Призадумался Пашков, возразил:
– Царь-государь в Польше да Литве над врагами победствует, а на троне российском за всё и про всё Никон-государь. Повинуюсь его указам.
Запавшими глазами, будто окаменев, стоял, воззрясь на близкие от острога могилы, протопоп, шептал что-то заросшим, утянутым голодом ртом. Пашков ладонью подвернул к нему ухо, расслышал:
– Покаяться тебе надобно, бесчеловечен ты человек, за казни страшные над людьми постричеся, посхимиться и вериги тяжкие, несносимые вздеть за выю гордую да молитеся денно и ношно Спасителю милостивому.
– Уж не у тебя ли постричеся? – шепотом же вопросил Пашков. – У распопы?
– У меня, Офонасий Филиппыч, – не взглянув на воеводу, ответил Аввакум. – И я, Божией милостию протопоп, постригу тя на келейное покаяние и посхимлю. Такое вот повеление мне от Господа.
– И-и-и… Когда же посхимишь?
– Нескоро, но бысть тому! – Аввакум развернулся к воеводе. – Уж и не ведаю, кто кого из нас до времени того больше измучает, одначе за душу твою погибшую мне держать ответ пред Спасителем.
Блеклые глаза Пашкова заненастились, как перед моросливой погодушкой, он вздохнул тяжко, вроде теперь уже ворохнулось в нём, дало знать раскаяние, но тут же встряхнулся, как ото сна-наваждения, руки красные, как у гуся лапы, сунул за шелковый пояс с пистолями, крякнул досадливо и, кривя губы, захромал прочь, отпрянывая коленом низко подвешенную и мешающую скорому ступу кривую кизилбашскую саблю.
Не дождался Аввакум от воеводы своего отобранного сундучка с нужными требами.

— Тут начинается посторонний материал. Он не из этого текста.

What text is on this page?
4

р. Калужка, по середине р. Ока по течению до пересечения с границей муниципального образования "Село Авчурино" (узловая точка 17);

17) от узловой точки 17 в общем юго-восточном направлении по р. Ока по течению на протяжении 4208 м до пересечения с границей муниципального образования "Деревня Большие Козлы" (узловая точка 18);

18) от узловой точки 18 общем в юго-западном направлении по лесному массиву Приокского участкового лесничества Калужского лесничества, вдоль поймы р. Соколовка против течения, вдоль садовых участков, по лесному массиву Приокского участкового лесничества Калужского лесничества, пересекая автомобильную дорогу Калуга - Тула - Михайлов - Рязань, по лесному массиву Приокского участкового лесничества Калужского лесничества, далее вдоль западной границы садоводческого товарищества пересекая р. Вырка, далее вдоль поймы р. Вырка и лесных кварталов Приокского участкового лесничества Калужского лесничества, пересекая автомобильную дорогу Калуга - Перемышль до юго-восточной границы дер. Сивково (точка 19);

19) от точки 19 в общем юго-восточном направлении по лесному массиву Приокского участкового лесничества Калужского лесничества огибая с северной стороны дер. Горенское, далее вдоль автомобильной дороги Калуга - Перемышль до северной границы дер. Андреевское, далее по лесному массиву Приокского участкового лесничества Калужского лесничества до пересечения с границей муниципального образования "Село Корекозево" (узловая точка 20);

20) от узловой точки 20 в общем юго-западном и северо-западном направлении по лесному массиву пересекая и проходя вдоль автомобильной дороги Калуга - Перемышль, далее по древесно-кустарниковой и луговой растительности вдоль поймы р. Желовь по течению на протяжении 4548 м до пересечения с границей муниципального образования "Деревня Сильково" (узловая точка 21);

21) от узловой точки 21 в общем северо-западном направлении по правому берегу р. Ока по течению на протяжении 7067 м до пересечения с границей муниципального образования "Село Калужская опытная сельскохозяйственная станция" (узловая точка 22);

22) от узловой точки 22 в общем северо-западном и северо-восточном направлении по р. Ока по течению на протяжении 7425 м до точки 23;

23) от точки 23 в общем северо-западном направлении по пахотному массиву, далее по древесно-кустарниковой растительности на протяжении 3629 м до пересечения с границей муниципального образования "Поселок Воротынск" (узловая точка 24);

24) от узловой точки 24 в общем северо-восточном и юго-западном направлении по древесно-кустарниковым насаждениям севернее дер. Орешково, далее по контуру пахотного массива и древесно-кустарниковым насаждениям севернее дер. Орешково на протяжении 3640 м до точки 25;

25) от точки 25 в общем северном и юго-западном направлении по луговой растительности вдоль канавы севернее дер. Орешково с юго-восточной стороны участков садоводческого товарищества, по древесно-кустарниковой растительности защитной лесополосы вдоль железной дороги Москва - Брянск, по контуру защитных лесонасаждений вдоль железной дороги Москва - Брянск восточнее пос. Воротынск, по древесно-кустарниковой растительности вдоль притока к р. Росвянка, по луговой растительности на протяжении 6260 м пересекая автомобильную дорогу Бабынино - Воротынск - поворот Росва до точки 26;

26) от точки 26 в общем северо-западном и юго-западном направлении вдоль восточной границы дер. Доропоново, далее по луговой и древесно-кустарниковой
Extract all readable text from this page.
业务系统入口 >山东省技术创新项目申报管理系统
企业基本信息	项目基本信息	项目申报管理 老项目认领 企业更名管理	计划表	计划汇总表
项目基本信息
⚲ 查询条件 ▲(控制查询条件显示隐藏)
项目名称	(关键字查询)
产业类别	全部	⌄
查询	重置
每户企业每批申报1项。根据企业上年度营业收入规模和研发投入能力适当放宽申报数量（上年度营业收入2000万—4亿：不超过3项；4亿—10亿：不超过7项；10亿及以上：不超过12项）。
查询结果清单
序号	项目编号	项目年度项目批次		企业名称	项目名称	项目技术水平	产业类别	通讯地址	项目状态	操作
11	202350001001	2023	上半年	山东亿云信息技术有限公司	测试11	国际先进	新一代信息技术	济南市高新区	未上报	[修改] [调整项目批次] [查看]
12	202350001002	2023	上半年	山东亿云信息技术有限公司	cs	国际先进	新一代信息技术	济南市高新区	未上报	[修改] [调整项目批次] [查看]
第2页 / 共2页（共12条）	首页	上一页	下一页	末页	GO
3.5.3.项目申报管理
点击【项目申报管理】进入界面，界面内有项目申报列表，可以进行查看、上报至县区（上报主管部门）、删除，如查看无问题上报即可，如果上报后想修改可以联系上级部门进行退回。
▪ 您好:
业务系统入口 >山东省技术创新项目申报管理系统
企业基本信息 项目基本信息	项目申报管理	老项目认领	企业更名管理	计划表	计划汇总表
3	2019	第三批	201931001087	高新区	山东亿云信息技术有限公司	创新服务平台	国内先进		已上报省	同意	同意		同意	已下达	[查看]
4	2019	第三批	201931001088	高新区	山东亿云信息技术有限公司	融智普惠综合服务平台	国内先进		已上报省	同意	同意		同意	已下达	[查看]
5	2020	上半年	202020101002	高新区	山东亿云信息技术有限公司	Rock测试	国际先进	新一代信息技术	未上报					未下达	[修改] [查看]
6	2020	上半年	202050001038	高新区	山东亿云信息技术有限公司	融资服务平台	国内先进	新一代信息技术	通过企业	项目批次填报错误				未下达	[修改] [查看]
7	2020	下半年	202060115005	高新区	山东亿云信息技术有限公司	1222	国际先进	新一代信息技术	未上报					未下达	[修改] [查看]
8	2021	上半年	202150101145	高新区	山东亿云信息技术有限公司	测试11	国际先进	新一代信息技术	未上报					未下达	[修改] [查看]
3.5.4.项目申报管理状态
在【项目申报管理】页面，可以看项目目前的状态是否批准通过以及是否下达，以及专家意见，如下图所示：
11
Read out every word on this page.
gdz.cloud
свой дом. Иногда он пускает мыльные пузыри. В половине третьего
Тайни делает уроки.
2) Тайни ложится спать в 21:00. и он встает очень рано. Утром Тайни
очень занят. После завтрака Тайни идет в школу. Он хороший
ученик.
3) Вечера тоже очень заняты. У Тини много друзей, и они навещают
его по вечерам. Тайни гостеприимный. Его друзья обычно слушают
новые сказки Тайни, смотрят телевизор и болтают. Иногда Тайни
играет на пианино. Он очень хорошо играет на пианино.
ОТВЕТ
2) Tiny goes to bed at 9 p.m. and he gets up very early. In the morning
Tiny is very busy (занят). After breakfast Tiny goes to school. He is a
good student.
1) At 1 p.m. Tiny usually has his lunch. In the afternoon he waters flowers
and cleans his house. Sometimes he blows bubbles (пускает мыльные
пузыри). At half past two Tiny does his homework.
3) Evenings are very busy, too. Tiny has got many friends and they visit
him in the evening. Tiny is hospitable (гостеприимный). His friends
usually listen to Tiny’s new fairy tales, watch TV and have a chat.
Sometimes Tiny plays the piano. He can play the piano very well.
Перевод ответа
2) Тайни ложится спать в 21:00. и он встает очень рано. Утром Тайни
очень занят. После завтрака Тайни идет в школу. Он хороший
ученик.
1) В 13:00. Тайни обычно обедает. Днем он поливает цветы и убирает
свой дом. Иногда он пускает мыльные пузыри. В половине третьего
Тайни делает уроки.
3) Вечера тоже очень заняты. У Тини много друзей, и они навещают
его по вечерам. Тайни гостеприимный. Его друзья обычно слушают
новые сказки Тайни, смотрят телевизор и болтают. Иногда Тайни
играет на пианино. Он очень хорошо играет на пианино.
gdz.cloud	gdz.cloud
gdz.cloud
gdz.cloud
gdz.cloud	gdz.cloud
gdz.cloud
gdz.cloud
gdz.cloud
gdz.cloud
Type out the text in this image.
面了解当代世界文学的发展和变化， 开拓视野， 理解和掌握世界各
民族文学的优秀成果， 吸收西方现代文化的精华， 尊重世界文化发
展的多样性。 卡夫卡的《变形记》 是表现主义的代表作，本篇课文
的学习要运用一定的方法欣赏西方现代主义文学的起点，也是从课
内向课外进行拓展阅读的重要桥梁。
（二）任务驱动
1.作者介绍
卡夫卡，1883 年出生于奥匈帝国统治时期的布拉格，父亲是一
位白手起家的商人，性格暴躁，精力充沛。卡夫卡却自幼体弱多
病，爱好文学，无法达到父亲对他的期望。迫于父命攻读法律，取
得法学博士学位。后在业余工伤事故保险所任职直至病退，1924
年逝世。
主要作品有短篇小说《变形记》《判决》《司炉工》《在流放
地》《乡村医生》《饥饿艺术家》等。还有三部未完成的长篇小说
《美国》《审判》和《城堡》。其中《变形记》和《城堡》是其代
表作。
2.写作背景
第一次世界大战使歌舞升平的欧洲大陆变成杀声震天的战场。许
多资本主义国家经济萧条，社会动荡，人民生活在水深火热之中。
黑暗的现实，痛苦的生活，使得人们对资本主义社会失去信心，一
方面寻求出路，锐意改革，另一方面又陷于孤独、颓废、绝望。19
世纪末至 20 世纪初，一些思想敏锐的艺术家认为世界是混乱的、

Самолично из жестяной кружки, пробив в ней гвоздём поддувы, соорудил какое-никакое кадило, приладил к ней подвесь проволочную. Для воскурения благовонного наскоблил с золотистой лесины сосновой затвердевшие слезинки смолы, наполнил кружку калёными угольями, притрусил их пахучими янтаринками и пришел ввечеру на сиротский погост. Медленно помахивая кадилом, ходил меж могил, отпевая слабым голосом почивших. Отпевал по памяти, с детства запомнив наизусть Евангелие, и Апостол, и Молитвослов: из кадила синё стлался над холмиками дымок и витала в тиши над ними утешительная мольба-просьба Аввакума:
– Помяни, Господи Боже наш, в вере и надежде живота вечного, почивших рабов Твоих и яко Благ и Человеколюбец, отпущай грехи, ослаби и остави и прости вся вольная их согрешения и невольная, избави их вечные муки и огня геенского и даруй им причастие и наслаждение Твоих благ, уготованных любящим Тя… и тебе славу возсылаем, Отцу и Сыну и Святому Духу, ныне и присно и во веки веков. А-а-аминь.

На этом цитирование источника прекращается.